Alton Priors is completely different. It's more isolated, like an island in the middle of a field. You have to climb over a stile to get into its enclosure. There's the most enormous yew tree (or rather, two enormous yew trees) to the south side of the building. I did my usual hopeful 'close your eyes and walk through the portal' thing, walking through the gap between the trunks, but remained in the 21st century. Ah well.

The church is much larger than Alton Barnes, and its emptiness seemed to give it a more interesting atmosphere. It's looked after by the Churches Conservation Trust. There are some interestingly carved Jacobean pews in the chancel. But I liked the ancient 'imposts' of the chancel arch with their dotted blob motif - definitely Norman (and an early kind of design? - it's so simple, it's reminiscent of the Anglo-Saxon things we've seen?).

I knew there were supposed to be large sarsen stones under the church floor. The 'trap doors' didn't have their handles though. I wonder if the CCT is fed up of people looking? I wonder why were the trap doors ever built? I suppose someone thought the stones were curious enough to be worth looking at (the floor and doors are quite new looking).

What with the stones and the massive yews it's no wonder people speculate this place is a bit special, with its hint of holiness beyond Christianity. And now I come to read more on the internet - it seems I've missed out seeing another excellent thing at the site. There are two spring-fed pools with bubbles coming up - the source of the Avon. We'll have to return. Bob Trubshaw talks about it on the 'In Search of Holy Wells and Healing Springs' blog.

Wednesday, 8 April 2015

Limpley Stoke, Wiltshire


This is not, I appreciate, the world's most accomplished photo. But it shows you something of the amazing narrow and tall Saxon doorway in Limpley Stoke's church. We visited it in August last year. It's got a presence, it's like a portal to another time. I admit it... I closed my eyes and walked through it. (Nothing out of the ordinary happened, I regret to say).

Apparently the church was first dedicated to the Saxon Saint Edith who lived at Wilton, just outside Salisbury, not so far away.

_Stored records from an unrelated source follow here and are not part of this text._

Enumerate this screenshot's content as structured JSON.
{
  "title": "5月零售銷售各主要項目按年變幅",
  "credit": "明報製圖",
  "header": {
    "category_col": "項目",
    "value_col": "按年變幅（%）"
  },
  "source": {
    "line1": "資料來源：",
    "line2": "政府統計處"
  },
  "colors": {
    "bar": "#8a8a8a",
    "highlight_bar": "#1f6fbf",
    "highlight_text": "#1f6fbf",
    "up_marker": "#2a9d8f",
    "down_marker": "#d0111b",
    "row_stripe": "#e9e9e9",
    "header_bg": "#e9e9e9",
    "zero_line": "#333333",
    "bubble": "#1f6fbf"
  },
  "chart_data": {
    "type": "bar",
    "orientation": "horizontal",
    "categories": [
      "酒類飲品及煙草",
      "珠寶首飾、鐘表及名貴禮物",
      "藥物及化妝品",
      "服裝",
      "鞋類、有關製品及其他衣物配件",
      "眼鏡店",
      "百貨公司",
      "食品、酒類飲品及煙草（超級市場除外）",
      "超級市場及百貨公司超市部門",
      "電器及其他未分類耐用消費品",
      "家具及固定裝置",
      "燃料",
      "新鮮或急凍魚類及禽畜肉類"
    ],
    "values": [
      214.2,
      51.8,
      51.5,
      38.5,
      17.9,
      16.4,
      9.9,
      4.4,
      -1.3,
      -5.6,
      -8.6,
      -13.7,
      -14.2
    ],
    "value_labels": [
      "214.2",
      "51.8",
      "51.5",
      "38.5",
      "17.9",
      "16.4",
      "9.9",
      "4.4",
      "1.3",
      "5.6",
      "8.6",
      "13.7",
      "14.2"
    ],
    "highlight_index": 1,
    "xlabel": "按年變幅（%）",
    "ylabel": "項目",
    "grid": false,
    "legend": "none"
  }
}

The inner shape of the doorway is reminiscent of the amazing glazed one at Somerford Keynes (but you can't step in and out of that one as you please). The jambs have strange holes and little triangular carvings with crosses:


Finally, another fairly poor photo to illustrate the pleasingly simple design that decorates the "impost blocks" (get me with my terminology) - that is, those distinctive sticky-out bits from which the arch springs.